Chunk has made games in the past, as part of its remit as digital creative agency, and has scored game deals with the likes of Channel 4, the BBC and car manufacturers.

“The main reason we’re creating a dedicated games company is because we want to be the best, and the only way to do it is to be steeped in games,” said Chunk creative director Donnie Kerrigan.

“There’s certain things we’ll take from Chunk Digital, understanding brands and marketing is really handy for Chunk Games, but the culture and ways of doing things is quite different from a digital agency,” he added.

“It’s also much cleaner and easier – people who buy our own games see we’re a games company and brands know they’re dealing with games people.”

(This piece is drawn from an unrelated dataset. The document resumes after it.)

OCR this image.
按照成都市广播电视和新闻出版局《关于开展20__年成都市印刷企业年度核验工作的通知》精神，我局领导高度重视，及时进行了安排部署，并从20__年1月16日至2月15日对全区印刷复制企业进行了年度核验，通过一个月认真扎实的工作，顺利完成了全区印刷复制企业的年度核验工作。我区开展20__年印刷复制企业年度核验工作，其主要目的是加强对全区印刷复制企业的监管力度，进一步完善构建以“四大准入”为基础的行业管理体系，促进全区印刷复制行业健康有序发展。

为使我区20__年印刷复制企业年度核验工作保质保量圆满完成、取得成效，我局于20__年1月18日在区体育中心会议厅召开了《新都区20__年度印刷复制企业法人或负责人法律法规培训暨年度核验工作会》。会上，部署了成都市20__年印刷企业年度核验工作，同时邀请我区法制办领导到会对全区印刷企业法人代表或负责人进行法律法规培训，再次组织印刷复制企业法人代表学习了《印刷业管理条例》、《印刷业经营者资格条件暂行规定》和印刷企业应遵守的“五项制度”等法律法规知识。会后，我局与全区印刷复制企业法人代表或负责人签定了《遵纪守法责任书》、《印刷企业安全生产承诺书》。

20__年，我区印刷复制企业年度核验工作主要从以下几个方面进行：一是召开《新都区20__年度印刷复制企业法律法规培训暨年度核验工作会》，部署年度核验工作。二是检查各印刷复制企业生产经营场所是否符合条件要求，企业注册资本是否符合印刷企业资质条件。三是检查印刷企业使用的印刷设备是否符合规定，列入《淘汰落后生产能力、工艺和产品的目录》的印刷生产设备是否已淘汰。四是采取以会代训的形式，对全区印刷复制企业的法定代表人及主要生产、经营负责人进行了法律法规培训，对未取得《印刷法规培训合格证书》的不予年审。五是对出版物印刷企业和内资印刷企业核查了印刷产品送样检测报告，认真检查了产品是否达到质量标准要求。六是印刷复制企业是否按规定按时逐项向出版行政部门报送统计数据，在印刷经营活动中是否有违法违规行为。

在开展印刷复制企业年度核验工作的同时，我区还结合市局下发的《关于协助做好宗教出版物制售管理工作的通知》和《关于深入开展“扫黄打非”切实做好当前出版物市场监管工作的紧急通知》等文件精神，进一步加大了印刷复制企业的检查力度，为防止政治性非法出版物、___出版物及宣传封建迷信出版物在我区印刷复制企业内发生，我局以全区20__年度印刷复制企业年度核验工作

Hogarth has already begun work at Chunk Digital, before the games division fully launches towards the end of the year.

“The guys here have been really receptive to my slightly off-the-wall method of game development, and I really appreciate that,” he said.

“At the moment we’re in the process of defining the types of games we’d like to make. Although we’ll still make branded games, we‘ll also make our own independent games too. We’re happy to turn our hand to any style, but there are certain key ingredients and a level of quality that we’ll inject into all our games, which we hope we will become recognised for.”

Hogarth will also soon be contributing his own Develop Blog posts, discussing the ups and downs of indie development.